Composed is the second studio album by Sacramento born musician, composer and arranger Jherek Bischoff. It was released by The Leaf Label and Brassland. The album features nine orchestral pieces with a different vocalist on eight of the nine tracks.

==Background==
In a departure from the recording techniques normally associated with orchestral music, Bischoff relied heavily on the process of overdubbing in the creation of Composed. Spending a summer travelling by bicycle he recorded "each individual musician of the ‘orchestra’ in their own living rooms", sometimes leading to "one violinist playing one part twenty times...until it was the size of a huge orchestra".
After recording the instrumental parts, Bischoff then visited each of the guest vocalists to record them, apart from Caetano Veloso and David Byrne, who recorded their own parts at home.

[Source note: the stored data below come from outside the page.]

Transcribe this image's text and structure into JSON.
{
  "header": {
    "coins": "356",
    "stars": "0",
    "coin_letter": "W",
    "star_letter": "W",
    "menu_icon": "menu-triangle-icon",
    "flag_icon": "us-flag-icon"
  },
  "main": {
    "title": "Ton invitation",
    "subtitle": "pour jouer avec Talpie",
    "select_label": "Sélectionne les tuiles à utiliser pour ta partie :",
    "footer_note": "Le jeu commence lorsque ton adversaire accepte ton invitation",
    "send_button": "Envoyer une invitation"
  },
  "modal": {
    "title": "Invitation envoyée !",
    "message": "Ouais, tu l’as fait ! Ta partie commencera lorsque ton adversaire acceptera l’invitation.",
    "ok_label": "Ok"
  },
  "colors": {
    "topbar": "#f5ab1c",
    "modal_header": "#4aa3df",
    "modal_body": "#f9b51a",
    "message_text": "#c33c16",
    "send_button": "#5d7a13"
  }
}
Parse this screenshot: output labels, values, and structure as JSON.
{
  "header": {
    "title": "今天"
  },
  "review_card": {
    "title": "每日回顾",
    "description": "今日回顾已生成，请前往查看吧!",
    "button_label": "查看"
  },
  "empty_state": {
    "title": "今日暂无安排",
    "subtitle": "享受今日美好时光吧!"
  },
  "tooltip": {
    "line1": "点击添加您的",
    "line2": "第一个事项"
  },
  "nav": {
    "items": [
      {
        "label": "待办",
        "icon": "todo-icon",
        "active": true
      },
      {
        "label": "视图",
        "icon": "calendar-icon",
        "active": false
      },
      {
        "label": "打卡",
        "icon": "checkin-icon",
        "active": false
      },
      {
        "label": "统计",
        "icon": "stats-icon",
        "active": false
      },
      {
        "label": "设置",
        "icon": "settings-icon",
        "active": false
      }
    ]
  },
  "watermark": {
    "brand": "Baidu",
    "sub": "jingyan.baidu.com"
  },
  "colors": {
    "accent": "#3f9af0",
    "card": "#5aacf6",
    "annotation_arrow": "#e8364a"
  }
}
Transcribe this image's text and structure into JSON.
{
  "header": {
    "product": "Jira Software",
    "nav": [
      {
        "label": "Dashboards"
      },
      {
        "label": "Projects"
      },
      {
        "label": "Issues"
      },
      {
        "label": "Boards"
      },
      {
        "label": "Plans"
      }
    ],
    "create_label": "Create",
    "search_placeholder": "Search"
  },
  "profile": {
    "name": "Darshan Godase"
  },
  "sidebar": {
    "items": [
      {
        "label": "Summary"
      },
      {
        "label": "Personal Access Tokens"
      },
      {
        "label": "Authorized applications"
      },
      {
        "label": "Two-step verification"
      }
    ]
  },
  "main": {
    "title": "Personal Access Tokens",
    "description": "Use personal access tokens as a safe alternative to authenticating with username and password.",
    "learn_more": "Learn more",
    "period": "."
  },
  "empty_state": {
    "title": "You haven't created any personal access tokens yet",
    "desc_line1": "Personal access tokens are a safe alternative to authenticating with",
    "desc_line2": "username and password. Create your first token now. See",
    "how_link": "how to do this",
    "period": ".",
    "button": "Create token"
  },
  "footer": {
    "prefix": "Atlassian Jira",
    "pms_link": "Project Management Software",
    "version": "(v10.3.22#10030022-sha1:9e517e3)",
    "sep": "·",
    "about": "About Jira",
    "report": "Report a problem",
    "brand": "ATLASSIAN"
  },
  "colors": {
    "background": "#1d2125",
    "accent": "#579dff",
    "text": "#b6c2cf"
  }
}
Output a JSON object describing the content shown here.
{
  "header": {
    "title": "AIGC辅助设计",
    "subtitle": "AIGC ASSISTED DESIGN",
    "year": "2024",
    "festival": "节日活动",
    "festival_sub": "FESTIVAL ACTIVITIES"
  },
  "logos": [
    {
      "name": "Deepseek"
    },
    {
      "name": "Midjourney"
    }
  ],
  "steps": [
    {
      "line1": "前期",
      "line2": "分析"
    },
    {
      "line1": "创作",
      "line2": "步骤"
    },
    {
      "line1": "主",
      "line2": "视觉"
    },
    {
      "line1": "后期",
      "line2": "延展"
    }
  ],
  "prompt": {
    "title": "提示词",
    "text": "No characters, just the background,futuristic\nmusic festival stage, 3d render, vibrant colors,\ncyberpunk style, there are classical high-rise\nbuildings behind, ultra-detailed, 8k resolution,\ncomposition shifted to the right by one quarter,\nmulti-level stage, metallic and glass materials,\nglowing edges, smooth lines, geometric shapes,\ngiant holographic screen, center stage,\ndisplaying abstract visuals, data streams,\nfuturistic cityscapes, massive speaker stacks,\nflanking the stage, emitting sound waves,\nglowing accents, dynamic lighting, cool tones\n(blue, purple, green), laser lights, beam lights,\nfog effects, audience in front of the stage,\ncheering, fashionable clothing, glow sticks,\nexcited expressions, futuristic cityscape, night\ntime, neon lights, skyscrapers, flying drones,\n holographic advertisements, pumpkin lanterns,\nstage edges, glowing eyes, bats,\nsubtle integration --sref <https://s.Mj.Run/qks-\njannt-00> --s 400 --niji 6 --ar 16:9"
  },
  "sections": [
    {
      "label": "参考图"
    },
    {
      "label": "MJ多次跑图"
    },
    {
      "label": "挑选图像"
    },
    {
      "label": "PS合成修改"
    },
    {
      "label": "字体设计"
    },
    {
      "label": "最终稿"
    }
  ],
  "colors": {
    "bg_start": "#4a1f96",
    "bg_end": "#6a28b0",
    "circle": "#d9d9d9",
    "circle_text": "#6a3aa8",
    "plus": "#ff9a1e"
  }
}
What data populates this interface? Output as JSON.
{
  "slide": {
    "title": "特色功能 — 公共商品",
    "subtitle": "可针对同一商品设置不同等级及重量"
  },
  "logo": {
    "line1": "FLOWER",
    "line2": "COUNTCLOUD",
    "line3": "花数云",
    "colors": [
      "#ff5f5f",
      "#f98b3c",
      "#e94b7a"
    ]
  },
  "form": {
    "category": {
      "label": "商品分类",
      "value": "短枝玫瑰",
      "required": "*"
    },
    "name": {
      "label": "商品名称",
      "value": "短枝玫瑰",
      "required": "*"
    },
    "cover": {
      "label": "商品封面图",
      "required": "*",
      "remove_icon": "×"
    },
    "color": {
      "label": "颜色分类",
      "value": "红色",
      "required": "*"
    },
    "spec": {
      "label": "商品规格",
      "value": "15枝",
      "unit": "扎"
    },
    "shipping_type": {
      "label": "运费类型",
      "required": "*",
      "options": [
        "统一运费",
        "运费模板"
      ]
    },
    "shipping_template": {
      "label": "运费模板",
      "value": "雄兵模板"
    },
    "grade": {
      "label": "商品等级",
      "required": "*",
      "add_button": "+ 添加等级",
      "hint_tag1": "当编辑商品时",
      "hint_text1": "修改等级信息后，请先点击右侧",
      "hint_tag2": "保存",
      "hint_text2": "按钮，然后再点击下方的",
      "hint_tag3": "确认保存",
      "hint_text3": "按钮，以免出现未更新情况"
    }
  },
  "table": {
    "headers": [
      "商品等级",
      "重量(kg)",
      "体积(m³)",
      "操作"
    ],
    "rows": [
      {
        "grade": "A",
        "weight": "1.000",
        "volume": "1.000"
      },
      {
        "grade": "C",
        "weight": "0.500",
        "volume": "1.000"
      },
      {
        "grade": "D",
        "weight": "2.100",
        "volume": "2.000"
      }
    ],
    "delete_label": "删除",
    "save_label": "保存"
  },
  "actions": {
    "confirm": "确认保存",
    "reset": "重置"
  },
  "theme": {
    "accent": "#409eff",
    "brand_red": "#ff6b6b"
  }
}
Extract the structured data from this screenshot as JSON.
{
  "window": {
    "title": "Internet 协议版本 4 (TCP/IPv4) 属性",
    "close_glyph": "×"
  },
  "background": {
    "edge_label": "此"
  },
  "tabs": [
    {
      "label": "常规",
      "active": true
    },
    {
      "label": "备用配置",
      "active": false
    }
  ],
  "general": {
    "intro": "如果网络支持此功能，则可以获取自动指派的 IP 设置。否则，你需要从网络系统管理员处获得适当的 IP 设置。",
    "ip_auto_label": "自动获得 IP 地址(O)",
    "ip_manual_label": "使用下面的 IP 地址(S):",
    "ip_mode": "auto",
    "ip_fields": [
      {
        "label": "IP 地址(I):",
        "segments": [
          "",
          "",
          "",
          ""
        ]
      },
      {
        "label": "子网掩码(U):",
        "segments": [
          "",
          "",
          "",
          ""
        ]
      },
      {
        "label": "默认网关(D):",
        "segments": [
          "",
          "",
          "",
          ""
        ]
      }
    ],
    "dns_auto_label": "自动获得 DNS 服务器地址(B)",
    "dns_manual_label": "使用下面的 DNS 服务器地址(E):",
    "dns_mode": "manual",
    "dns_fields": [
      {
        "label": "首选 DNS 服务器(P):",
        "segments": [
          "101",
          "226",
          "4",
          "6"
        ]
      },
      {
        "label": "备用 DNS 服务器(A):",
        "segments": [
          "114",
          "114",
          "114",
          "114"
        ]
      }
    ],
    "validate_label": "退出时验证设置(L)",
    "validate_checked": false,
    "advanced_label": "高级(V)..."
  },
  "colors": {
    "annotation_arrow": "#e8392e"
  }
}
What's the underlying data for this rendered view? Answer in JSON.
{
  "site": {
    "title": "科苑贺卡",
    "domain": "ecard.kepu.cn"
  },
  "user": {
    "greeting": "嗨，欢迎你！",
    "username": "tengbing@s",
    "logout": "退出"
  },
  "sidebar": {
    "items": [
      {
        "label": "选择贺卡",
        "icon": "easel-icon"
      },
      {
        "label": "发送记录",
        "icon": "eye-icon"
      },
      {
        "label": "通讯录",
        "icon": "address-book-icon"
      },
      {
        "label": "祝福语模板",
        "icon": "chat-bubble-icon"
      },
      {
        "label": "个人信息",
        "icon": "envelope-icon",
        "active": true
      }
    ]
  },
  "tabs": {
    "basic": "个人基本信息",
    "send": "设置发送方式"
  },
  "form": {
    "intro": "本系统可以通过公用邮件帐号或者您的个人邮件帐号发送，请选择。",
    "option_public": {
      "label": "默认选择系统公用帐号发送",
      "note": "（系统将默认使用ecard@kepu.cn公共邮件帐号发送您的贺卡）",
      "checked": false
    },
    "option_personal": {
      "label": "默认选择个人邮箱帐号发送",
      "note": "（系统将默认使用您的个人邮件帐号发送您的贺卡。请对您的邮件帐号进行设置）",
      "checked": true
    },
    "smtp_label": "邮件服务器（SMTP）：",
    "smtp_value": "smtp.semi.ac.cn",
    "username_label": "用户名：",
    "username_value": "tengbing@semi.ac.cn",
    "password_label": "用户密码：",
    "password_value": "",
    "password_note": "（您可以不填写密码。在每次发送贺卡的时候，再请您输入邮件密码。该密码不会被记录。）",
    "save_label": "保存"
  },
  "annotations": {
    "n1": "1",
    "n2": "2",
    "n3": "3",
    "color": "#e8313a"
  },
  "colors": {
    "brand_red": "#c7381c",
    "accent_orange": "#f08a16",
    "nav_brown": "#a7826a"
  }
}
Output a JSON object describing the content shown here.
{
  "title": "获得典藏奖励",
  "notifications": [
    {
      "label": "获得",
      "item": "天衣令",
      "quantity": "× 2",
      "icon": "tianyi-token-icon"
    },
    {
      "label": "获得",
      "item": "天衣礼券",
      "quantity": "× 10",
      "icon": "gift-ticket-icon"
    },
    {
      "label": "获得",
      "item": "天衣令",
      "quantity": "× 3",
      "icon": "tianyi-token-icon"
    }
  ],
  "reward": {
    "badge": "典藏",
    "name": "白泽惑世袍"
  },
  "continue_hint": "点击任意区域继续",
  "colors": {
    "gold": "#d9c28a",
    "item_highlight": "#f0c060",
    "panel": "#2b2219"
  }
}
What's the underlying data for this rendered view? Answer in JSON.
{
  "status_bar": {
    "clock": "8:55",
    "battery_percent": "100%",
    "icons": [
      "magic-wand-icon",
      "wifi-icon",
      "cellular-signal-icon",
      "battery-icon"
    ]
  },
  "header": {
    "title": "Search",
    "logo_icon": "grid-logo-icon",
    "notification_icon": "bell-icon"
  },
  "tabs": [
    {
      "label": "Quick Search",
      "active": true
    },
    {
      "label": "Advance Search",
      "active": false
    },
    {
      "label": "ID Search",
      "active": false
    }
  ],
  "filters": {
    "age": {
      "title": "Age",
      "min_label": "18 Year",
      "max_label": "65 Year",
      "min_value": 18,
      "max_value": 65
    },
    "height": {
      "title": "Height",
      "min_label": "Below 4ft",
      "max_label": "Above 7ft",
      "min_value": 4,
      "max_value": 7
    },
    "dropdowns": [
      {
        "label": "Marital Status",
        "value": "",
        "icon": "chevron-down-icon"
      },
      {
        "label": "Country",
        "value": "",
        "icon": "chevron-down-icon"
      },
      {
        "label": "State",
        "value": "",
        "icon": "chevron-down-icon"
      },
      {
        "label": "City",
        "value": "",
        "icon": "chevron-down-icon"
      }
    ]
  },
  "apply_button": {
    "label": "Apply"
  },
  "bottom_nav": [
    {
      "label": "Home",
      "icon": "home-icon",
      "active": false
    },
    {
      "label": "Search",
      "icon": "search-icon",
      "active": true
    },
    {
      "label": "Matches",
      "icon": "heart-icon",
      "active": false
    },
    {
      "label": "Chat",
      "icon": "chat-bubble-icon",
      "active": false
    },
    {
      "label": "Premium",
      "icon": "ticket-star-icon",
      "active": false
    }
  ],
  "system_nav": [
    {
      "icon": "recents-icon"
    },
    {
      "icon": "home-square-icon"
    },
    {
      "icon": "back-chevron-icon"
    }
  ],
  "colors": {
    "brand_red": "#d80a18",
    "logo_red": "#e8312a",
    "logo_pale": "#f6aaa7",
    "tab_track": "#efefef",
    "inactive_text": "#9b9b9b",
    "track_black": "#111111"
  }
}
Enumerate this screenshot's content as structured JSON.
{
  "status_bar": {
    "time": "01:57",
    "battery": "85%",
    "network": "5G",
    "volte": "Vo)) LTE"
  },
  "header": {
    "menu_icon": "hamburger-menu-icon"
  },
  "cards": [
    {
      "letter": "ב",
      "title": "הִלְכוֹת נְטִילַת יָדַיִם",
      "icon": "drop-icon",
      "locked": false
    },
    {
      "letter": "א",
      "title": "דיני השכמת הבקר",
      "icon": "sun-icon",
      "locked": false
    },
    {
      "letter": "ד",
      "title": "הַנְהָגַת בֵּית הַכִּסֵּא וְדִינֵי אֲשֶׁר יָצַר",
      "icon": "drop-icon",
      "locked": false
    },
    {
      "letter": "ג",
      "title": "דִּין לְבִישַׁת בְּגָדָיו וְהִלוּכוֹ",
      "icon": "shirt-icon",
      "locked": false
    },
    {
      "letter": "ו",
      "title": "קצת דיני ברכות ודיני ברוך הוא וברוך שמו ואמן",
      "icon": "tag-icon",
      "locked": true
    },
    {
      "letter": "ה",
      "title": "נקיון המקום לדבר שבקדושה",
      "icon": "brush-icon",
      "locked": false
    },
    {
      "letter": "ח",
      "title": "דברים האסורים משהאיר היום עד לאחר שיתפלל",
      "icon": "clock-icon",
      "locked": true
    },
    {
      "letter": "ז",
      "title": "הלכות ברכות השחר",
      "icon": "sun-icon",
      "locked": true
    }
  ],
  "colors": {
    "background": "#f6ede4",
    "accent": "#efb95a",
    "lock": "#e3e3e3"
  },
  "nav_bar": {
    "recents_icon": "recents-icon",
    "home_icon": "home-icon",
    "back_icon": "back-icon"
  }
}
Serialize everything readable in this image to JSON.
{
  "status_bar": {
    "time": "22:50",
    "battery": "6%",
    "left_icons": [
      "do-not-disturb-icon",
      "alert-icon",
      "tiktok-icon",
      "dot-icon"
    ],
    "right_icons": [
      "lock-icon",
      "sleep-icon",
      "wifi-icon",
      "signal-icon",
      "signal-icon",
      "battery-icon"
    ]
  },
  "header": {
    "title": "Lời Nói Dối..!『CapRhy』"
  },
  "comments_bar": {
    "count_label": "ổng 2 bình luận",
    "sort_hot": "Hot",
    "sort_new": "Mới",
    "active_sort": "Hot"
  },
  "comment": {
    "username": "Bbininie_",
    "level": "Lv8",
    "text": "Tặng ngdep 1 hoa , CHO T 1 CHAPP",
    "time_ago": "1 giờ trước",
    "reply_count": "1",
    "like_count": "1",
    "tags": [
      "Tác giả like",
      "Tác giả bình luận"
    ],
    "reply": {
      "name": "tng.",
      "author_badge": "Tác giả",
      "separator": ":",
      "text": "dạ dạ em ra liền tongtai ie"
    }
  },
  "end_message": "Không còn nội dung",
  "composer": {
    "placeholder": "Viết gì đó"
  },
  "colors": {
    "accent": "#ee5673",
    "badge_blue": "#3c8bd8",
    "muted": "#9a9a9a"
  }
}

The other guest vocalists on the album are Greg Saunier (Deerhoof), Mirah Zeitlyn, Paris Hurley, Nels Cline, Craig Wedren, Carla Bozulich, Zac Pennington (Parenthetical Girls), Soko and Dawn McCarthy (Faun Fables).

==Critical reception==

In a 4/5 star review, The Guardian describes Composed album as "a collection of lavishly orchestrated pop songs that throb with expressionistic drama, by turns romantic, playful and faintly sinister" adding, "occasionally Composed sounds indulgent, when Bischoff succumbs to syrupy, symphonic cliche; even so, its ambition and singularity are intoxicating". Pitchfork called Bischoff "a hugely talented composer, with sky-high ambitions" but stated that the "multiple guest vocalists...keep things lively while also preventing a through-line from developing...lending the album the feel of a busy, semi-staged opera".
Spectrum Culture counters this, saying the album fits together "seamlessly" due to Bischoff's "selflessness". Composed is described as "a piece of immaculately arranged orchestral pop, one whose level of baroque whimsy varies by track and by guest after noteworthy guest" by Alarm.

Professional ratings
Review scores
| Source | Rating |
| The Guardian | Star |
| Pitchfork | 7.1/10 |
| Spectrum Culture | Star |

==Track listing==
All music by Jherek Bischoff. All lyrics by guest vocalists.

| No. | Title | Length |
|---|---|---|
| 1. | "Introduction (Defeat)" |  |
| 2. | "Eyes (Jherek Bischoff & David Byrne)" |  |
| 3. | "The Secret Of The Machines (with Caetano Veloso & Greg Saunier)" |  |
| 4. | "The Nest (with Mirah Zeitlyn & Paris Hurley)" |  |
| 5. | "Blossom (Jherek Bischoff with Nels Cline)" |  |
| 6. | "Your Ghost (with Craig Wedren)" |  |
| 7. | "Counting (with Carla Bozulich)" |  |
| 8. | "Young And Lovely (with Zac Pennington & Soko)" |  |
| 9. | "Insomnia, Death And The Sea (with Dawn McCarthy)" |  |

==Scores: Composed Instrumentals==
Composed was followed by Scores: Composed Instrumentals, an instrumental version of the album that does not feature any of the guest vocalists from the original record. When purchasing the record, the customer is also offered the score transcripts of the music to download.